Purge the destination folder of all .txt files
Sync source to destination folder (all files)
Recursively rename all .md to .txt

This can the done in the shell with this command sequence:

rsync -a --delete ~/Documents/mdfiles/ ~/Documents/txtfiles/;find ~/Documents/txtfiles -name “*.md” | while read filename;do mv -v “${filename}” “$(echo “${filename}” | sed -e ‘s/.md$/.txt/’)”;done

Warning: Please double (triple) check the folder names!!! “mdfiles” for your source, “txtfiles” for your destination

You can save it at a script (don’t forget to make it executable with chmod +x) and have it run in the background (cron) or and/run it with Hazel, Keyboard Maestro,…

I you want to duplicate all .md files to .txt files (and update all.txt from .md) in the current folder structure:

find ~/Documents/txtfiles -name “.txt" -delete;find ~/Documents/txtfiles -name ".md” | while read filename;do cp -v “${filename}” “$(echo “${filename}” | sed -e ‘s/.md$/.txt/’)”;done

WARNING: all .txt will be deleted!

margaretamartin · June 13, 2022, 8:03pm

I don’t fully understand your workflow, but do the searchable .txt files need to be in the Obsidian vault?

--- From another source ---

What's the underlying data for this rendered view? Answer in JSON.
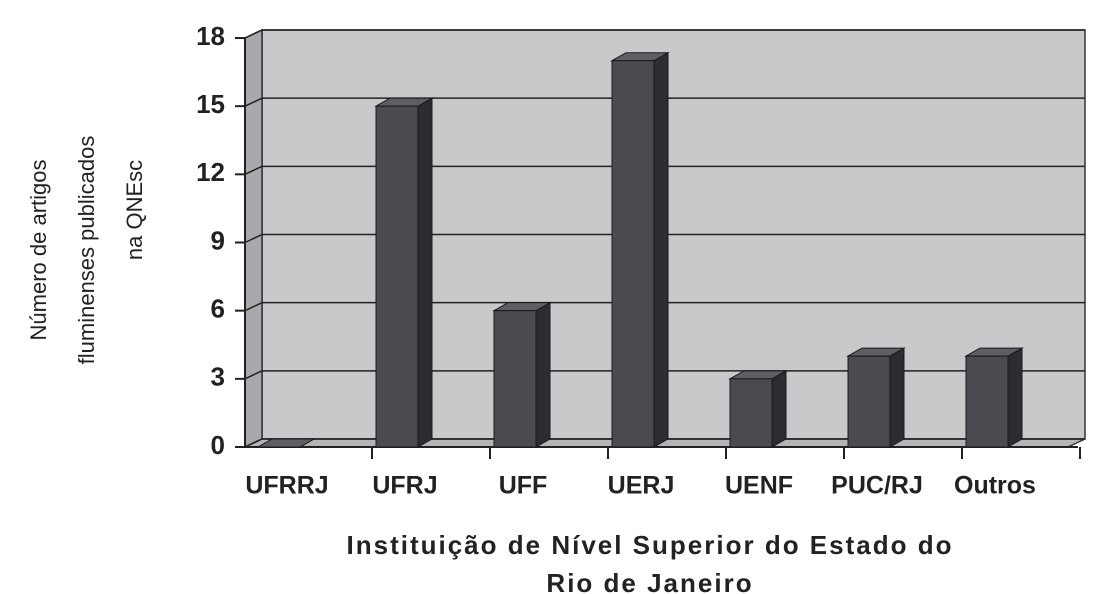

Since you’re searching in Dropbox, it seems unnecessary. And potentially confusing, because you could end up editing the .txt file instead of the .md.

So if not, perhaps you need to replicate the folder structure of the .md files for the .txt files, and keep that folder structure outside of the Obsidian vault. I’m not sure if Hazel can move the duplicate (.txt) to the right folder in a similar file structure. However, I’ll bet the Mac app Keyboard Maestro can, and I find it is easier to “program” than writing AppleScript.

I don’t think Keyboard Maestro can monitor a folder for changes, but I think you can get around this by attaching a Folder Action to the folder that triggers a simple AppleScript to run the Keyboard Maestro action.

You might want to look at David Spark’s Keyboard Maestro field guide. It’s a fast way to get up and running with this powerful and complex program.

Ward · June 18, 2022, 5:38am

Lars. Super thanx for the script. But I do not understand why I have to delete all TXT files? I just want overwrite them with a new copy.

Ward · June 18, 2022, 5:41am

Thank you. I will watch David Sparks Hazel guide and Keyboard Maestro field guide and see what is best to use. The MD and TXT need to be the project folder. Every project is a Vault in Obsidian and every project is a folder.

Ward · June 20, 2022, 10:16am

Hi. I cant find how to do it in Hazel. Even after watching David Sparks field guide. I have put my question in the Hazel forum.